Enfin, comme Dumas, Andrea n’hésite pas à puiser dans différents genres littéraires, le roman d’apprentissage, le roman d’aventure, le drame, le roman réaliste, voire historique, pour enrichir ses histoires et leur donner une portée universelle. Cette filiation assumée avec Les Trois Mousquetaires donne à son œuvre une vitalité narrative et un souffle romanesque qui rappellent l’esprit du grand roman populaire du XIXe siècle.

Jean-Baptiste Andrea est donc un auteur actuel reconnu qui a écrit quatre romans.  Quelles sont ces trois premiers œuvres publiés de 2017 à 2021 ? Que nous racontent-elles ? Comment ?

II) DEUXIEME PARTIE : SES TROIS PREMIERS ROMANS, MA REINE, 2017, CENT MILLIONS D’ANNEES ET UN JOUR, 2019, DES DIABLES ET DES SAINTS, 2021.

2017

Ma reine

Prix Femina des lycéens, Prix du premier roman, Prix Alain-Fournier, Prix « Envoyé par La Poste »

Ma reine a reçu de nombreux prix, dont le prix Femina des lycéens et le prix du premier roman, ce qui consacre ce premier livre comme une œuvre majeure sur la différence et l’enfance. Ma reine est un roman d’apprentissage tendre et bouleversant, qui explore la différence, l’amitié et l’imaginaire à travers le regard d’un enfant singulier, dans une langue poétique et lumineuse. Ma reine met en scène Shell, un jeune garçon « différent » qui vit avec ses parents dans une station-service isolée de Provence, à la fin des années 1960.

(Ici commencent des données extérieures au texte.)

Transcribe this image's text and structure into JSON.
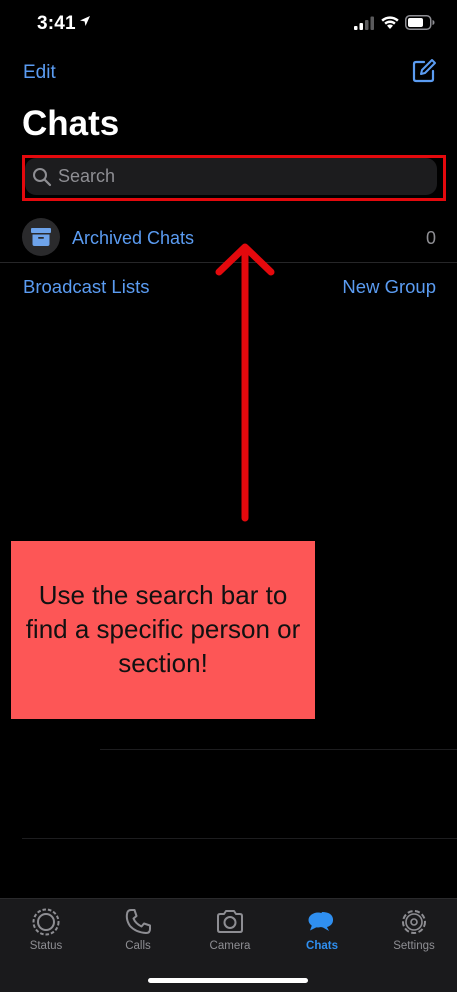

Menacé d’être placé dans un institut spécialisé, Shell décide de prouver qu’il est capable de se débrouiller seul et part, comme il dit, « à la guerre ». Cela signifie qu’il fugue et abandonne le foyer familial de la station essence pour se réfugier en pleine nature. La guerre devient ainsi une métaphore du combat intime que mène l’enfant contre l’incompréhension des autres, l’exclusion généralisée et la peur de la différence.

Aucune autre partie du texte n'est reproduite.